The process for revising the 1980 base was different than that for 1990.I think all that is documented somewhere.

26

How is the population estimated for the in between years?

This is a monthly nationwide survey of a scientifically selected sample representing the noninstitutional civilian population. The sample is located in 754 areas comprising 2,121 counties, independent cities, and minor civil divisions with coverage in every state and the District of Columbia and is subject to sampling error.

Estimates are produced using components: Births, Deaths, and International Migration. You can find out more looking in the documentation under "National Estimates" under "Estimates", on http://www.census.gov

27

Why is there a second breakdown of school-age children?

 

School age breakdown - for convenience. Those are popular aggregations. NOTE - this may clear up further questions - the national estimates are produced and available for single years of age, by sex, race and Hispanic origin. The figures that appear in the table are put there as space allows and in an attempt to please as many users as possible.

28

What are the implications of suddenly switching to 10 year segments of the population after doing the rest in 5 year blocks? And what about 85 and over?

 

NOTE - this may clear up further questions - the national estimates are produced and available for single years of age, by sex, race and Hispanic origin. The figures that appear in the table are put there as space allows and in an attempt to please as many users as possible.

29

"Excludes Armed Forces overseas" - how long do they have to be overseas?

 

Armed Forces Overseas - that's whoever is overseas as of the estimate date. Doesn't matter how long.

30

What are the implications of calculating the numbers from April 1 in 1980 and 1990, and July 1 in the interim years?

 

The people that do the estimates adjust for the 3-month interval.

31

Who is classified as white?

 

race is controlled by OMB, next of kin provides race on the death certificate

32

Who is classified as black?

 

race is controlled by OMB, next of kin provides race on the death certificate

33

Who is included in "all other"?

 

race is controlled by OMB, next of kin provides race on the death certificate

34

Do the data points represent more years to live?

The most frequently used life table statistic is life expectancy, which is the average number of years of life remaining for persons who have attained a given age (x).
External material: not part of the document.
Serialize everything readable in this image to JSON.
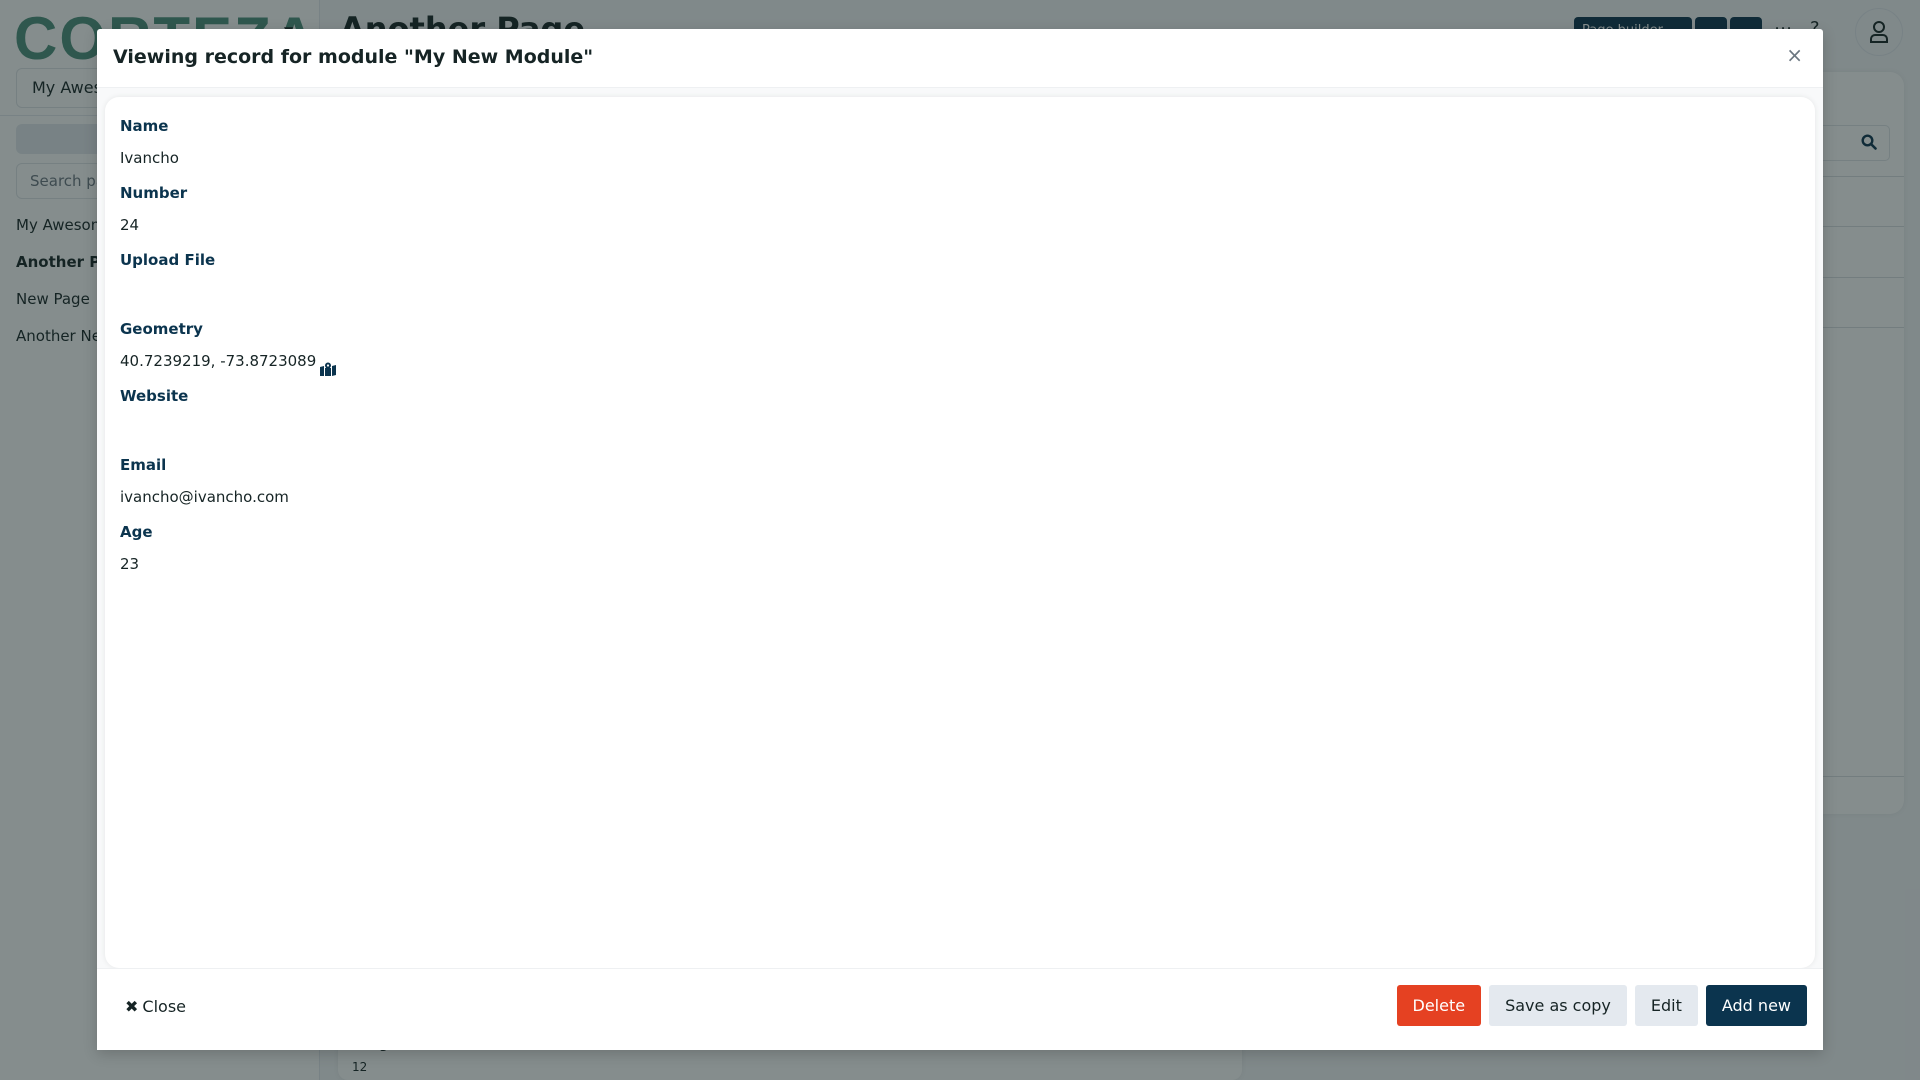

Life expectancy and other life table values at specified ages in 1996 are shown.

 

35

How is this number calculated?

The average remaining lifetime (also called expectation of life) at any given age is the average number of years remaining to be lived by those surviving to that age on the basis of a given set of age-specific rates of dying.

 

36

What about data for after age 85?

 

will be doing 85+, in some publications they do have details after 85, it just depends on the publication and what they have data for.

37

Is it possible to include a mouse over calculator to figure out the age of death?

 

 

38

The table is difficult to read due to a lot of data columns and rows, grid lines might help.

 

 

39

How does this table relate to other years? I was 20 in 1996 and it says I should live for 60.4 more years, does this mean in subsequent year's tables I will always live to 80.4?

 

Based on mortality experience for a year or group of years, every year when life tables are redone the figures are recalculated.

40

What is meant by and where are ozone non-attainment (RFG) areas?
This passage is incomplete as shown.